All the fore-mentioned advertising was created by Mentzer Media Services. In addition, Mentzer was the agency for Restore Our Future’s $2.2 million Michigan TV ad blitz in the weeks immediately preceding the Michigan presidential primary.
“This Mentzer-orchestrated campaign is exploiting the inadequacy of federal campaign disclosure rules,” said Rich Robinson of the Michigan Campaign Finance Network. “We are in the midst of the endless presidential campaign, but these corporations’ spending doesn’t have to be reported because year-long campaigns were not contemplated when the rules for reporting electioneering communications were developed.
“An additional benefit to the corporations is that they retain their 501(c)(4) tax status, and the right to provide anonymity to their donors, because their spring and summer advertising is not acknowledged to be electioneering,” Robinson said. “Since they are allowed to deny that their advertising is electioneering, they can say that their main purpose as organizations is not electioneering.”
Organizations whose main purpose is electioneering are classified as 527 committees. 527 committees must disclose their spending and their donors.
MCFN will report periodically throughout 2012 on campaign advertising that is not disclosed to the FEC.
C4G MIA in 6th CD; Chambers, Chemistry Council support Upton
Earlier this year the anti-tax Club for Growth announced that it would challenge incumbent U.S. Rep.
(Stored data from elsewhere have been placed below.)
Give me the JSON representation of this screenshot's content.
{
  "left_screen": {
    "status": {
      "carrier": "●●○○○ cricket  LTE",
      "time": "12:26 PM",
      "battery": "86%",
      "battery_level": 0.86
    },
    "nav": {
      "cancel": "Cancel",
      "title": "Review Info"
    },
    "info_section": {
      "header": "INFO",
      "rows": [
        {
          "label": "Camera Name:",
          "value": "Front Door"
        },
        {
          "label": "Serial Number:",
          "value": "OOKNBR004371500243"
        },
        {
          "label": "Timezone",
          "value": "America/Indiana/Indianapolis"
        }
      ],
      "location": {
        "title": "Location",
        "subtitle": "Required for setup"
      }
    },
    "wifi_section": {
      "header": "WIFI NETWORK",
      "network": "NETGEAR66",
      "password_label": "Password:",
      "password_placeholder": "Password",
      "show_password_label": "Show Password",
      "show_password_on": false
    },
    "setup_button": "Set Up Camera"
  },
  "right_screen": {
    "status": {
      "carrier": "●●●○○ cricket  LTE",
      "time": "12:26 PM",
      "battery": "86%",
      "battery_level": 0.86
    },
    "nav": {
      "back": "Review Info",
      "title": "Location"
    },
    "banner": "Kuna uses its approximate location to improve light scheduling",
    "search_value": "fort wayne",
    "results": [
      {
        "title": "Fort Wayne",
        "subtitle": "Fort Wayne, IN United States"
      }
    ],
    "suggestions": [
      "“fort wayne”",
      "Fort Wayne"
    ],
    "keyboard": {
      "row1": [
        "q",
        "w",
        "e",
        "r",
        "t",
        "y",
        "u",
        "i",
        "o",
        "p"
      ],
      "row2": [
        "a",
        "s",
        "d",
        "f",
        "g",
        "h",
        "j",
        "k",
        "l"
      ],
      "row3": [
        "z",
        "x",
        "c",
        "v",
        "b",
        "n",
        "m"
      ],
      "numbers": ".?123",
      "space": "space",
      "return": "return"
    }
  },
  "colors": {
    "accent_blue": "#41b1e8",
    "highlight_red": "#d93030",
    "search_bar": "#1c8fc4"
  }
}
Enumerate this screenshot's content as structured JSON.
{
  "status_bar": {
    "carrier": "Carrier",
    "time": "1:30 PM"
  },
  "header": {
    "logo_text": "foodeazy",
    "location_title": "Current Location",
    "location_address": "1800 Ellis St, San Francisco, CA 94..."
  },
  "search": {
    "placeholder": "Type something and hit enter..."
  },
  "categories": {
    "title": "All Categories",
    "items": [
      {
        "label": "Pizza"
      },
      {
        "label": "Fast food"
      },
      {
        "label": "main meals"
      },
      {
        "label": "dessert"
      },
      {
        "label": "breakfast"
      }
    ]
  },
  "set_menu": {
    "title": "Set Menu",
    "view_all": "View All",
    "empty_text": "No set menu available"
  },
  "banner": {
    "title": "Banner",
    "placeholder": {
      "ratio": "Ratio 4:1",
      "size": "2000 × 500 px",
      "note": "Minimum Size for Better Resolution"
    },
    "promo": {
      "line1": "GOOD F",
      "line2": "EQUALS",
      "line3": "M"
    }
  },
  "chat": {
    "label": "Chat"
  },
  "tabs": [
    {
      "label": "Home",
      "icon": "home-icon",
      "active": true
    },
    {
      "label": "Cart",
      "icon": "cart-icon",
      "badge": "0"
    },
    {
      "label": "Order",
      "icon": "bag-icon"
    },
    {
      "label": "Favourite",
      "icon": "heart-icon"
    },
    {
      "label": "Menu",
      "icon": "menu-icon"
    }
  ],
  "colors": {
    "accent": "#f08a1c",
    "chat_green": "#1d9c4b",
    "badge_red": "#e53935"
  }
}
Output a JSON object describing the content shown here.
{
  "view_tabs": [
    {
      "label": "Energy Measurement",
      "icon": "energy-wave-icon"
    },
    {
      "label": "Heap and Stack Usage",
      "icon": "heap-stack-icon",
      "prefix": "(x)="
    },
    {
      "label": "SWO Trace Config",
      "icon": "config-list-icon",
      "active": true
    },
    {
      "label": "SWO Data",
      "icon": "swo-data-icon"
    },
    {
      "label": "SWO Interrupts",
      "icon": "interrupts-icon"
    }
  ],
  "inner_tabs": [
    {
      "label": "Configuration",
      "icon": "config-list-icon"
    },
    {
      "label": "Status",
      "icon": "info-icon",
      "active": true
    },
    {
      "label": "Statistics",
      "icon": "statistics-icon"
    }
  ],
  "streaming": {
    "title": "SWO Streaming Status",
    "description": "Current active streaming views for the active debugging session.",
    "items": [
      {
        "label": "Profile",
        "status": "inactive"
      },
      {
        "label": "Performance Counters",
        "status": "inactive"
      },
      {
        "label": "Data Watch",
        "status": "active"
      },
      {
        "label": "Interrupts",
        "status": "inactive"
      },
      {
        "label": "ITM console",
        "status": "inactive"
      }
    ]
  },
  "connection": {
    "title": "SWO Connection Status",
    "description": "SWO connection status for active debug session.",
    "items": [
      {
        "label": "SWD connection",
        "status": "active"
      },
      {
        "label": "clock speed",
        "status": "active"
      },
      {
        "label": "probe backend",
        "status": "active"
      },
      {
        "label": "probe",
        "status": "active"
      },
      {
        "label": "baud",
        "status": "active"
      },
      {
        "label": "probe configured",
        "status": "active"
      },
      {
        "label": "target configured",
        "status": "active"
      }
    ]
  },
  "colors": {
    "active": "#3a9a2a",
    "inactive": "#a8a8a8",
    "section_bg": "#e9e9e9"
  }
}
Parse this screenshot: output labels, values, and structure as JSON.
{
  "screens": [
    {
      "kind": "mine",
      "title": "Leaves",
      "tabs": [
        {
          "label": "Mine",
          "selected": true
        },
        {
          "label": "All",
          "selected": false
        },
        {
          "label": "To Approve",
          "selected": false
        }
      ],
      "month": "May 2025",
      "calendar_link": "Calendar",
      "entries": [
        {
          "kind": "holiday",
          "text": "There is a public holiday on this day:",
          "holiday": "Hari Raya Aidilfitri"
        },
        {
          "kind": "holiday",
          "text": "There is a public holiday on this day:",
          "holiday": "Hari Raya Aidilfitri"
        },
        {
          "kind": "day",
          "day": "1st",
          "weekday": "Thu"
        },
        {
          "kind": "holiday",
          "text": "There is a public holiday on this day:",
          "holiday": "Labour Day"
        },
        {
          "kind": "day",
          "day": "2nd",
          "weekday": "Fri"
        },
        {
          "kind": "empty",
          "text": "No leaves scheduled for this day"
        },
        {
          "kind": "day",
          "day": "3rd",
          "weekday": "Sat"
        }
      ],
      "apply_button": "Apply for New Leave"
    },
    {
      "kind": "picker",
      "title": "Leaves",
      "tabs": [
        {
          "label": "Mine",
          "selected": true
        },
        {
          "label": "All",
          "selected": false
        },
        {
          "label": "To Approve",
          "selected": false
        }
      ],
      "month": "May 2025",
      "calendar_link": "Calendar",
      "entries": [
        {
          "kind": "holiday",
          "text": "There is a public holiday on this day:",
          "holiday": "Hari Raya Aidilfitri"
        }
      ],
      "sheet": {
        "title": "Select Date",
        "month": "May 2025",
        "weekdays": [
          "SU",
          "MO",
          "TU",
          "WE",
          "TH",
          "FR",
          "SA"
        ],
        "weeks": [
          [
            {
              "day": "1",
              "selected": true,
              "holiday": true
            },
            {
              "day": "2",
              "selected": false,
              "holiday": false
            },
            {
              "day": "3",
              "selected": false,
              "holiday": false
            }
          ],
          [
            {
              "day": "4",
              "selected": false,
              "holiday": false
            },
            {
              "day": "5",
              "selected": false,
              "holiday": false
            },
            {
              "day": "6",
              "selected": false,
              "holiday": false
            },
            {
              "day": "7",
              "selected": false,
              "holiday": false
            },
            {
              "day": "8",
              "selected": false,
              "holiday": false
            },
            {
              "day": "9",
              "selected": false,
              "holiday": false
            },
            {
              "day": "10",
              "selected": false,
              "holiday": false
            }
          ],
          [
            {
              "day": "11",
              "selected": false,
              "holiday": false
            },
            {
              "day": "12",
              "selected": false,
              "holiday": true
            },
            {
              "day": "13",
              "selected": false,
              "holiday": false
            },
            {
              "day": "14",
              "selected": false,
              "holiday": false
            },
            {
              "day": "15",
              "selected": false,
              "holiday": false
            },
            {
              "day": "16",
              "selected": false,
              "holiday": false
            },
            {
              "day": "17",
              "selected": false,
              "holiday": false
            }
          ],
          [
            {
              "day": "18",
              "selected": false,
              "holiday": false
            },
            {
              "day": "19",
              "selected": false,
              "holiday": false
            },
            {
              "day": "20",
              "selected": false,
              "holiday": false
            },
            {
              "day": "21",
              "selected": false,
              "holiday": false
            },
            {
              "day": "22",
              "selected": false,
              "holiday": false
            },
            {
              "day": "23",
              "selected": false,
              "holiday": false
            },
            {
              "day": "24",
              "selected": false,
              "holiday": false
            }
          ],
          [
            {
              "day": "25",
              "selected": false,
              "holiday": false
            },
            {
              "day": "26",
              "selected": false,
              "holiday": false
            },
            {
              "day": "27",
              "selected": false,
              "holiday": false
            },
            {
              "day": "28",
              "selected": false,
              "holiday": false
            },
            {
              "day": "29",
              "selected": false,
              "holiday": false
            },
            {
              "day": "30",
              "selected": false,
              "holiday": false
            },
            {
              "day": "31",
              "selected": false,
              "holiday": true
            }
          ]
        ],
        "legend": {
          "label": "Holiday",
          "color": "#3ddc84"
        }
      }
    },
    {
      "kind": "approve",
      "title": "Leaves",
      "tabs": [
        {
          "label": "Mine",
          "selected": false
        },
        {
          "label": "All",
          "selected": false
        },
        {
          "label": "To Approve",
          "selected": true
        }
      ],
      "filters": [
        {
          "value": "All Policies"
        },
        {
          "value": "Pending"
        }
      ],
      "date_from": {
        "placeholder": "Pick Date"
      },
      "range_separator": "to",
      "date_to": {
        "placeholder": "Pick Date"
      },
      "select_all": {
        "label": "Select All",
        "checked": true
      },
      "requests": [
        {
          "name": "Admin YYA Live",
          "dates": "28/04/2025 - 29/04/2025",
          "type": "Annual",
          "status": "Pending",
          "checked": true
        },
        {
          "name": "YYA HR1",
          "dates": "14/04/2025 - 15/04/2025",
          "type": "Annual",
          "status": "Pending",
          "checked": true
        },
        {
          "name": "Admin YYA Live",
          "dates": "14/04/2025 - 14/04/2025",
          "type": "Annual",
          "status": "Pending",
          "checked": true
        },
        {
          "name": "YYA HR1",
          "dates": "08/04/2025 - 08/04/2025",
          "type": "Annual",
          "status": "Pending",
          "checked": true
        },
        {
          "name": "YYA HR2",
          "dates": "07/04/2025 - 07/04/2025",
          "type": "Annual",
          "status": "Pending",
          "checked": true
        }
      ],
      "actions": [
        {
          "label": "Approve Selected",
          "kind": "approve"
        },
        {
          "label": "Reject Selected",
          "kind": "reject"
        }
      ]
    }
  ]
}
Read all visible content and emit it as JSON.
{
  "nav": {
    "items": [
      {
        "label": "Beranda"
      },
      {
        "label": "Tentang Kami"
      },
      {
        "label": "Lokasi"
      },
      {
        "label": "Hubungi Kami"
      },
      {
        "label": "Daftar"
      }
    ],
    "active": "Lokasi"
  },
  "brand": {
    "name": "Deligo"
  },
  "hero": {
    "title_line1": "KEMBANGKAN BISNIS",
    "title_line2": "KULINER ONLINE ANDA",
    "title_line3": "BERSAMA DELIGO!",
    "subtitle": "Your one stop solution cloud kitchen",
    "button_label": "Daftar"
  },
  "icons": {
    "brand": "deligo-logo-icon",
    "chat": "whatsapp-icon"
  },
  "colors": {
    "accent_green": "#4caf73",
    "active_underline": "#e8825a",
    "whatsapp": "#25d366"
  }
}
Fred Upton in his campaign for reelection in Michigan’s redesigned 6th Congressional District. So far that challenge hasn’t amounted to much: A modest $6,000 cable TV ad buy.
The Club’s ads were answered initially by the U.S. Chamber of Commerce and the Michigan Chamber of Commerce. The state and national Chambers spent $128,000 for television spots touting Upton’s service.
The U.S. Chamber and the American Chemistry Council are in the midst of a new three-week TV ad campaign praising Upton. The Chemistry Council is spending $240,000 and the U.S. Chamber is spending $118,000 in the Grand Rapids-Kalamazoo media market.
While Club for Growth has a demonstrated capacity to mobilize large sums of money in a hurry, the business establishment has signaled that it will not surrender the chairman of the House Energy and Commerce Committee to the radical fringe of the Republican Party for a low cost.
DIBC ad campaign totals $1.6 million in 2012
The Detroit International Bridge Company resumed its advertising against a new public-private bridge between Detroit and Windsor in March, after a pause that avoided the escalation in ad rates at the time of the February presidential primary.
From Christmas until early February, the DIBC spent $728,000 for its ads. From late March through May 7th, DIBC spent $877,000, bringing its 2012 total to $1.6 million.
DIBC spent more than $6 million for TV ads in 2011 and succeeded in killing the enabling legislation for a new bridge in the Senate Economic Development Committee.